I recently did a clean install, if I tried and run them from a terminal I got a not found error, the only way to run them is by passing a full path /opt/kde3/bin/kpoker to a terminal or by navigation there with nautilus and clicking on the binaries, I had a 13.1 running most of the same apps with out any problems (the launchers did appear in kde4’s menu) as this is a new 13.2 I thought a setting might have been changed.
update
I did a reboot and now /opt/kde3/bin/ is in my path and the *.desktop files are in the kde4 menu, I really don’t know what happened maybe because that folder didn’t exist during the initial boot and a reboot was needed.
tanks for the help
ps. I really like kde3’s games better, IMO kolf3 is better then kolf4, and there are a few old kde3 applications I use (kchmviewer etc)
Yes, that’s probably the reason.
/etc/profile is run when you login (or start a login shell), and it only adds /opt/kde3/bin/ to the path if it exists.
ps. I really like kde3’s games better, IMO kolf3 is better then kolf4, and there are a few old kde3 applications I use (kchmviewer etc)
Well, I don’t really see a difference between kolf3 and kolf4, but it’s been a while (years!) since I ran kolf3 the last time.
kchmviewer is available as KDE4 version as well.
But you have the KDE3 versions working now anyway…
> That’s normal and should not be a problem. This is a relict from older
> times (when KDE3 was new) and was kept to have it co-installable with
> KDE4.
Actually it is more recent than that
In order to be able for kde 3 and 4 to coexist, the kde3 people moved
their tree to /opt, after having been in /usr for ages. In openSUSE, I
mean
It should not be a problem, unless a particular package was not
completely migrated to /opt.
–
Cheers / Saludos,
Carlos E. R.
(from 13.1 x86_64 “Bottle” at Telcontar)
No, that’s wrong.
KDE3 has always been installed to /opt/kde3 IIRC, even when it was brand new, long before KDE4 was even dreamed of.
I don’t have my SuSE 8.1 CDs (shipped with KDE 3.0.2) handy at the moment though.

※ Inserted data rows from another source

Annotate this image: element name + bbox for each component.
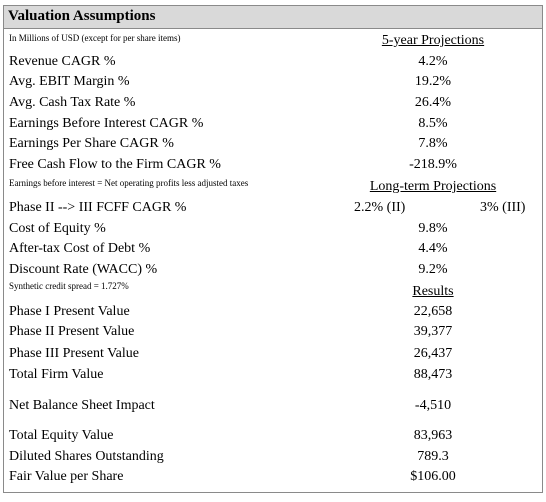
row-label: Earnings Before Interest CAGR % xyxy=(9,116,204,131)
row-value: 83,963 xyxy=(413,428,453,443)
section-header: Results xyxy=(412,284,454,299)
row-value: -4,510 xyxy=(414,398,452,413)
row-label: Phase II --> III FCFF CAGR % xyxy=(9,200,187,215)
note: Synthetic credit spread = 1.727% xyxy=(9,281,129,291)
row-label: Discount Rate (WACC) % xyxy=(9,262,158,277)
row-label: Net Balance Sheet Impact xyxy=(9,398,155,413)
row-label: Phase I Present Value xyxy=(9,304,130,319)
row-value: 2.2% (II) xyxy=(354,200,406,215)
row-label: Fair Value per Share xyxy=(9,469,124,484)
title-bar: Valuation Assumptions xyxy=(4,6,542,29)
row-value: 39,377 xyxy=(413,324,453,339)
row-value: 19.2% xyxy=(414,74,452,89)
row-value: 26.4% xyxy=(414,95,452,110)
row-value: 9.8% xyxy=(418,221,448,236)
row-value: 8.5% xyxy=(418,116,448,131)
row-value: 22,658 xyxy=(413,304,453,319)
row-value: 7.8% xyxy=(418,136,448,151)
row-value: 4.4% xyxy=(418,241,448,256)
row-label: After-tax Cost of Debt % xyxy=(9,241,151,256)
row-label: Cost of Equity % xyxy=(9,221,106,236)
row-value: 9.2% xyxy=(418,262,448,277)
row-label: Avg. Cash Tax Rate % xyxy=(9,95,136,110)
row-value: 3% (III) xyxy=(480,200,526,215)
row-label: Free Cash Flow to the Firm CAGR % xyxy=(9,157,221,172)
row-value: $106.00 xyxy=(410,469,456,484)
row-value: 26,437 xyxy=(413,346,453,361)
row-label: Phase III Present Value xyxy=(9,346,139,361)
subtitle: In Millions of USD (except for per share… xyxy=(9,33,181,43)
section-header: 5-year Projections xyxy=(381,33,485,48)
title: Valuation Assumptions xyxy=(8,8,156,24)
row-label: Phase II Present Value xyxy=(9,324,135,339)
row-value: 4.2% xyxy=(418,54,448,69)
row-value: 789.3 xyxy=(417,449,449,464)
row-label: Avg. EBIT Margin % xyxy=(9,74,130,89)
row-label: Diluted Shares Outstanding xyxy=(9,449,164,464)
row-label: Earnings Per Share CAGR % xyxy=(9,136,174,151)
row-value: 88,473 xyxy=(413,367,453,382)
row-label: Revenue CAGR % xyxy=(9,54,116,69)
row-value: -218.9% xyxy=(409,157,457,172)
note: Earnings before interest = Net operating… xyxy=(9,178,249,188)
table-frame: Valuation Assumptions In Millions of USD… xyxy=(3,5,543,493)
row-label: Total Firm Value xyxy=(9,367,104,382)
row-label: Total Equity Value xyxy=(9,428,114,443)
section-header: Long-term Projections xyxy=(369,179,497,194)
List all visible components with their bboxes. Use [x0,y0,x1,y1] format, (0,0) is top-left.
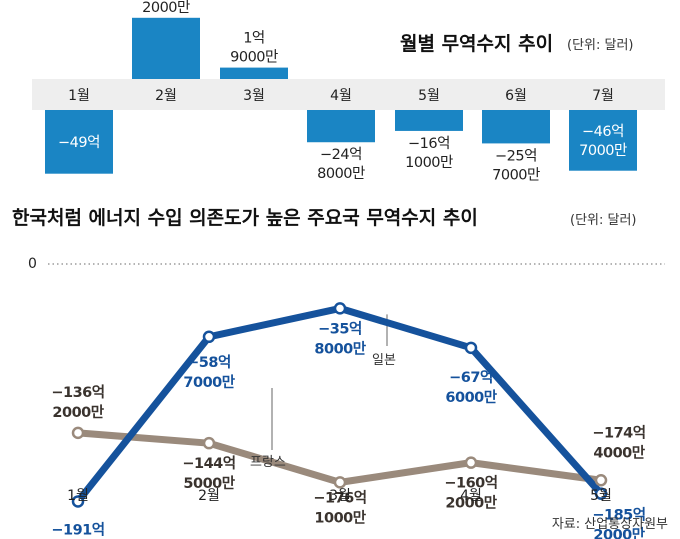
bar [395,110,463,131]
month-label: 3월 [243,88,265,104]
monthly-trade-balance-chart: 월별 무역수지 추이 (단위: 달러) 1월 −49억 2월 10억2000만 3월 1억… [32,0,665,183]
bar [569,110,637,171]
point-france [464,456,478,469]
month-label: 5월 [418,88,440,104]
bar-value-label: −24억 8000만 [317,146,365,182]
area-between-series [78,308,601,502]
month-label: 6월 [505,88,527,104]
x-tick-label: 5월 [590,488,612,504]
bar-value-label: −25억 7000만 [492,147,540,183]
point-france [594,474,608,487]
month-label: 4월 [330,88,352,104]
x-tick-label: 1월 [67,488,89,504]
bar-value-label: 10억2000만 [142,0,190,16]
point-france [333,476,347,489]
series-name-france: 프랑스 [250,455,286,470]
bar [220,67,288,79]
point-label-france: −176억 1000만 [313,488,366,526]
point-france [202,436,216,450]
bar [45,110,113,174]
month-label-band [32,79,665,110]
major-countries-trade-balance-chart: 한국처럼 에너지 수입 의존도가 높은 주요국 무역수지 추이 (단위: 달러)… [12,207,665,539]
top-chart-unit: (단위: 달러) [567,38,634,53]
zero-baseline-label: 0 [28,256,37,272]
point-label-japan: −67억 6000만 [445,368,497,406]
x-tick-label: 3월 [329,488,351,504]
bar [482,110,550,144]
series-points [71,302,608,508]
point-label-france: −144억 5000만 [182,454,235,492]
month-label: 2월 [155,88,177,104]
x-tick-label: 2월 [198,488,220,504]
bar [307,110,375,143]
point-label-japan: −191억5000만 [51,520,104,539]
point-japan [202,330,216,344]
point-label-japan: −58억 7000만 [183,353,235,391]
point-label-france: −136억 2000만 [51,383,104,421]
bottom-chart-title: 한국처럼 에너지 수입 의존도가 높은 주요국 무역수지 추이 [12,207,478,229]
point-label-japan: −185억 2000만 [592,506,645,539]
bar-value-label: 1억 9000만 [230,30,278,66]
month-label: 7월 [592,88,614,104]
series-name-japan: 일본 [372,353,396,368]
bar-value-label: −16억 1000만 [405,135,453,171]
point-japan [71,495,85,508]
bottom-chart-unit: (단위: 달러) [570,213,637,228]
top-chart-title: 월별 무역수지 추이 [400,33,553,55]
point-label-japan: −35억 8000만 [314,319,366,357]
bar-value-label: −46억 7000만 [579,123,627,159]
x-tick-label: 4월 [460,488,482,504]
point-france [71,426,85,440]
source-note: 자료: 산업통상자원부 [552,517,668,532]
point-japan [333,302,347,315]
point-japan [594,487,608,500]
point-japan [464,341,478,355]
point-label-france: −160억 2000만 [444,474,497,512]
bar-value-label: −49억 [58,134,100,151]
bar [132,17,200,79]
x-axis-labels: 1월 2월 3월 4월 5월 [67,488,612,504]
month-label: 1월 [68,88,90,104]
point-label-france: −174억 4000만 [592,423,645,461]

But 10.2’s kdebase3-3.5.5 package did install to /opt/kde3, and 10.2 didn’t have KDE 4 yet.
Here’s the link to the package, open it with an Unarchiving program like Ark or file-roller (or mc) and have a look yourself if you don’t believe me… http://ftp5.gwdg.de/pub/opensuse/discontinued/distribution/10.2/repo/oss/suse/i586/kdebase3-3.5.5-78.i586.rpm
I think there was a discussion to move KDE3 to /usr as well when GNOME2 was moved to /usr, but that never happened.